Nach den Doppelwahlen in Baden-Württemberg und Rheinland-Pfalz im März 2021 erreichte FGW, zunächst gemeinsam mit der PESM Wahlbörse, und schließlich nach den relativ guten Ergebnissen in Sachsen-Anhalt wieder allein, die Spitzenposition.

Institut Methode Teilnahmen Rangsumme Rang
FGW U 16 7,5 1
Prognosys-Master-Vote EP 16 16,0 2
Prognosys/PESM WB 16 18,5 3
Wahlfieber WB 16 21,5 4
Prognos EP 16 26,5 5
Birnstingl EP 12 40,5 6
Wahlrecht.de/Wahltipp EP 10 43,0 7
dawum EP 12 43,5 8
infratest U 16 54,0 9
INSA U 16 62,0 10
Civey U 13 63,0 11

Zurzeit folgen hinter FGW mit jeweils geringen Abständen untereinander der Prog-no-sys-Master-Vote, eine Expertenschätzung von Professor Mohr, sowie die beiden Wahlbörsen von PESM und Wahlfieber. Hingegen ist Prognos nach den mäßigen Resultaten bei den letzten beiden Wahlen etwas weiter zurückgefallen. Diese fünf Institute bilden somit seit mehreren Jahren in wechselnder Reihenfolge eindeutig die Spitzengruppe.

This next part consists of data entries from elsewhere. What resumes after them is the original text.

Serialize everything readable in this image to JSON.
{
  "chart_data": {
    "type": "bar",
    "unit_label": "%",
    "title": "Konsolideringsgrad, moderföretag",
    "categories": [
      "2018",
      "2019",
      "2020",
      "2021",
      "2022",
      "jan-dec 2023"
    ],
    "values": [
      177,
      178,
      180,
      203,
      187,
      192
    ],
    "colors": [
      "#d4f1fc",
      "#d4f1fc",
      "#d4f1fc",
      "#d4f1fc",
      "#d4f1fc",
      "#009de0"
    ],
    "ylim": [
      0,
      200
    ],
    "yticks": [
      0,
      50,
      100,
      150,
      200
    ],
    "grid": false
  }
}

Mit größerem Abstand wird das Mittelfeld von Birnstingl angeführt, einer kompetenten und diskussionsfreudigen Wahlbörsenspezialistin aus dem fernen Rom. Dahinter folgt mit dem Wahltipp eine erfolgreiche Version der direkten Schwarmintelligenz. Es sieht leider so aus, dass der Betreiber Wahlrecht dieses interessante Experiment nicht mehr fortsetzen wird.

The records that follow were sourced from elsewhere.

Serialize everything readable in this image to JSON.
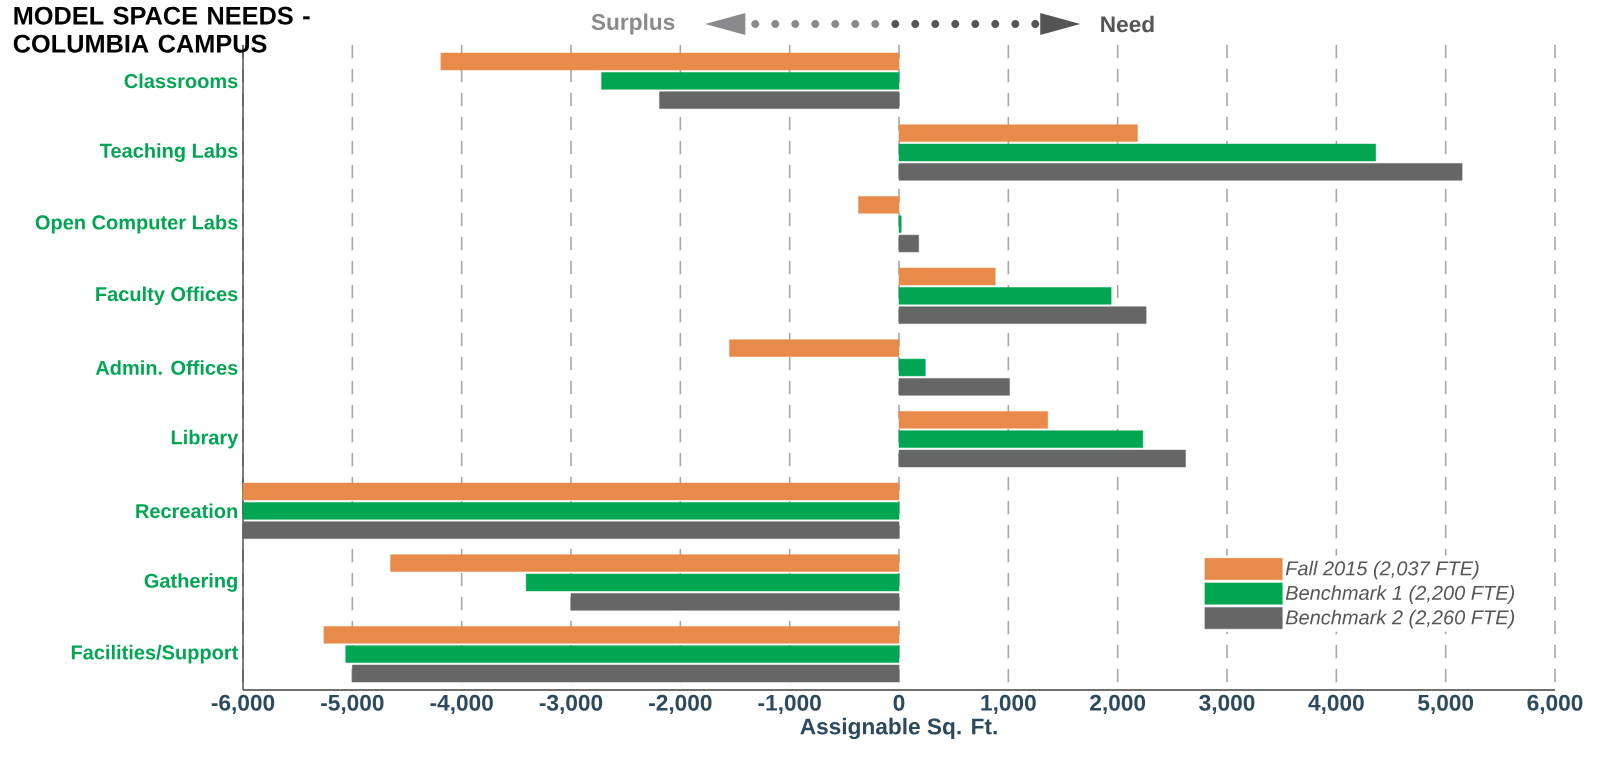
{
  "chart_data": {
    "type": "bar",
    "orientation": "horizontal",
    "title": "MODEL SPACE NEEDS - COLUMBIA CAMPUS",
    "xlabel": "Assignable Sq. Ft.",
    "annotations": [
      "Surplus",
      "Need"
    ],
    "categories": [
      "Classrooms",
      "Teaching Labs",
      "Open Computer Labs",
      "Faculty Offices",
      "Admin. Offices",
      "Library",
      "Recreation",
      "Gathering",
      "Facilities/Support"
    ],
    "series": [
      {
        "name": "Fall 2015 (2,037 FTE)",
        "color": "#e88b4a",
        "values": [
          -4190,
          2180,
          -370,
          880,
          -1550,
          1360,
          -6000,
          -4650,
          -5260
        ]
      },
      {
        "name": "Benchmark 1 (2,200 FTE)",
        "color": "#00a651",
        "values": [
          -2720,
          4360,
          20,
          1940,
          240,
          2230,
          -6000,
          -3410,
          -5060
        ]
      },
      {
        "name": "Benchmark 2 (2,260 FTE)",
        "color": "#666666",
        "values": [
          -2190,
          5150,
          180,
          2260,
          1010,
          2620,
          -6000,
          -3000,
          -5000
        ]
      }
    ],
    "xlim": [
      -6000,
      6000
    ],
    "xticks": [
      {
        "value": -6000,
        "label": "-6,000"
      },
      {
        "value": -5000,
        "label": "-5,000"
      },
      {
        "value": -4000,
        "label": "-4,000"
      },
      {
        "value": -3000,
        "label": "-3,000"
      },
      {
        "value": -2000,
        "label": "-2,000"
      },
      {
        "value": -1000,
        "label": "-1,000"
      },
      0,
      {
        "value": 1000,
        "label": "1,000"
      },
      {
        "value": 2000,
        "label": "2,000"
      },
      {
        "value": 3000,
        "label": "3,000"
      },
      {
        "value": 4000,
        "label": "4,000"
      },
      {
        "value": 5000,
        "label": "5,000"
      },
      {
        "value": 6000,
        "label": "6,000"
      }
    ],
    "grid": "x",
    "legend": "bottom right"
  }
}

Neu hinzugekommen ist dawum mit einer gewichteten Durchschnittsprognose von relevanten Wahlumfragen, wobei etwa aktuellere Umfragen höher gewichtet werden. Bemerkenswert ist der Sachverhalt, dass von den hier vertretenen vier Umfrageinstitute nur eines, nämlich FGW, besser anschneidet als dawum.

Im Schlussabschnitt der Tabelle sind nur noch Umfrageinstitute zu finden. Deren Prognosequalität steht somit in einem krassen Missverhältnis zum getätigten Aufwand. Auf Platz neun rangiert das renommierte und traditionsreiche Institut infratest dimap, das viele Analysen für die ARD durchführt. Dieses Institut hält als einziges immer noch an der früher postulierten Selbstverpflichtung fest, in der letzten Woche vor der Wahl keine Umfragen durchzuführen.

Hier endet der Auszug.